The film is divided into three separate acts; part one, “Carl and Yaya”, introduces us to the pair’s fractured on-and-off-again love affair. Part two, and the film’s singular triumph, is “The Yacht”, an absolute hoot of shenanigans that will have you squealing in equal measure with delight and disgust. The third act, with the various survivors of the pirate attack stuck on an island, is a protracted re-examination and not-as-clever-as-it-thinks-it-is dissection of the previous two parts, flipping power structures on its head and, unfortunately, running the film into the ground. Had the film concluded at the end of the second part, I’d have considered it a minor masterpiece, and the story told would have been uproariously profound in almost every way. The third act tends to list badly towards improbability a little too heavily, and almost always feels like it belongs in a different film. Sure, it has its moments, but I think the last third of the film is easily the least interesting – the film tries for a bit of a gotcha at the end that didn’t quite work for me, and some parts of the dialogue in the back end is a touch silly and on-the-nose in trying to make its point. That said, the first two acts are simply brilliant, both at a structural level and a visual stringency that makes for a compelling, cringeworthy dissection of vacuous wealth.

A whole sequence involving the ship’s passengers becoming violently ill is played out in excruciating and near-pornographic details, as vomit, diarrhoea and blood spray across the screen amidst the Michelin-star food presentation and an almighty heaving storm outside. Arguably the centrepiece of this well constructed Capitalist mishap, Woody Harrelson’s Captain and Zlatko Buric’s garrulous Russian oligarch spend the time delivering remarks on everything from Communism, Marxism, socialism and all manner of other -ism’s, juxtaposed by the collapse of the ship’s civility in the face on an onslaught of spew and shit. It’s disgusting, but then that’s the point, and you can’t help but be in awe of Ostlund’s balls for putting some of this stuff on the screen.

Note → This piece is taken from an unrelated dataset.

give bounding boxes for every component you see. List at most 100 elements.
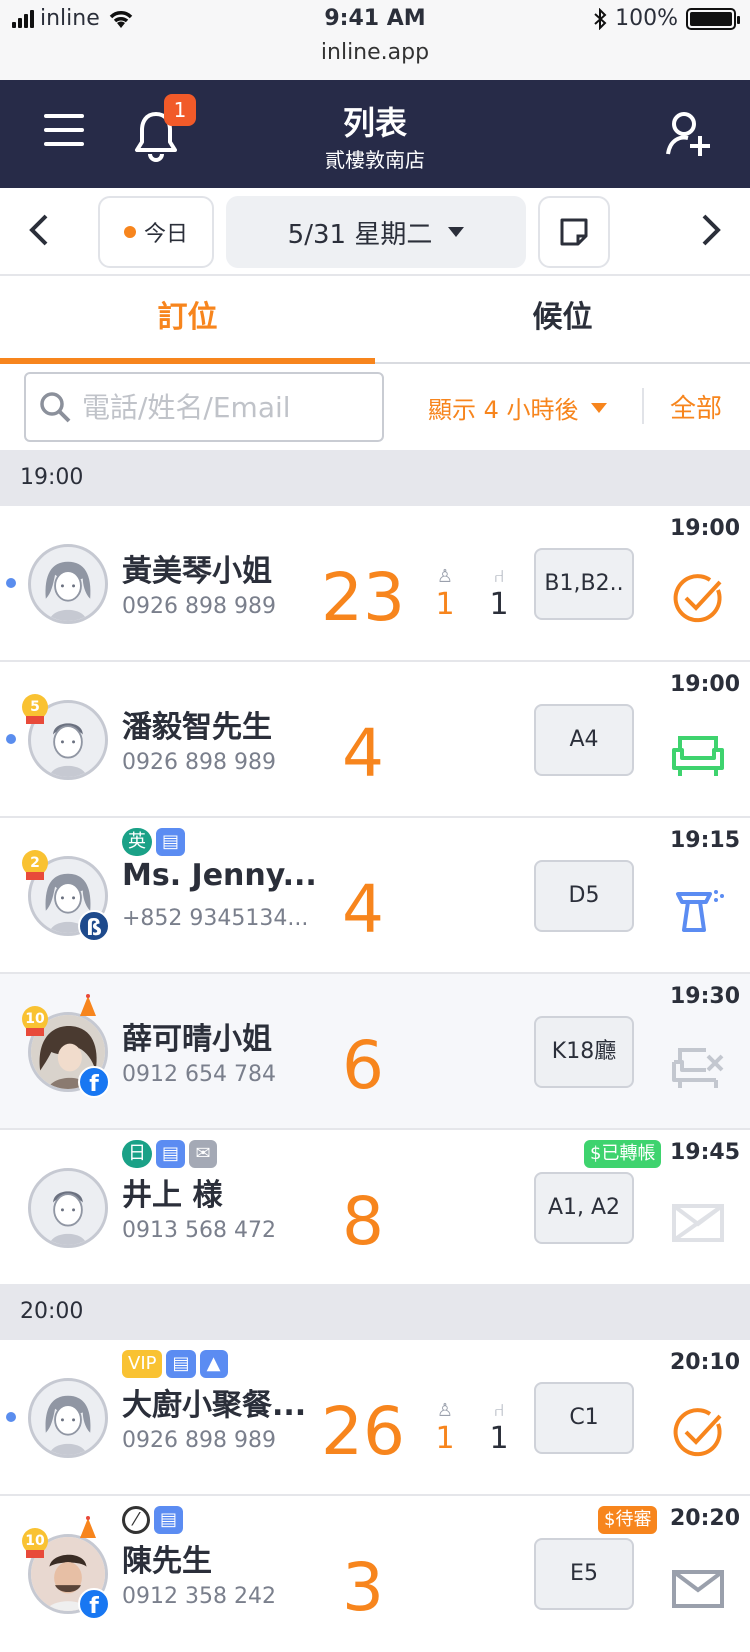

At times, Triangle of Sadness threatens to become a piece of filmmaking genius. It’s superbly written and brilliantly acted by everyone, especially Harrelson, Charlbi Dean and Zlatko Buric. The production design is suitably lavish, and the film’s visual effects are well handled in most respects. But a major misstep in forgetting to stop before we’ve all had enough – perhaps ironic considering the hedonism on display throughout the film – crucially undercuts the opening two thirds, with an ending that’s sour enough to matter but hardly enjoyable enough to care. A dichotomy of populist discussion and filmmaking hubris that has to be seen to be believed, Triangle of Sadness is a nearly-great film that loses its way at the end.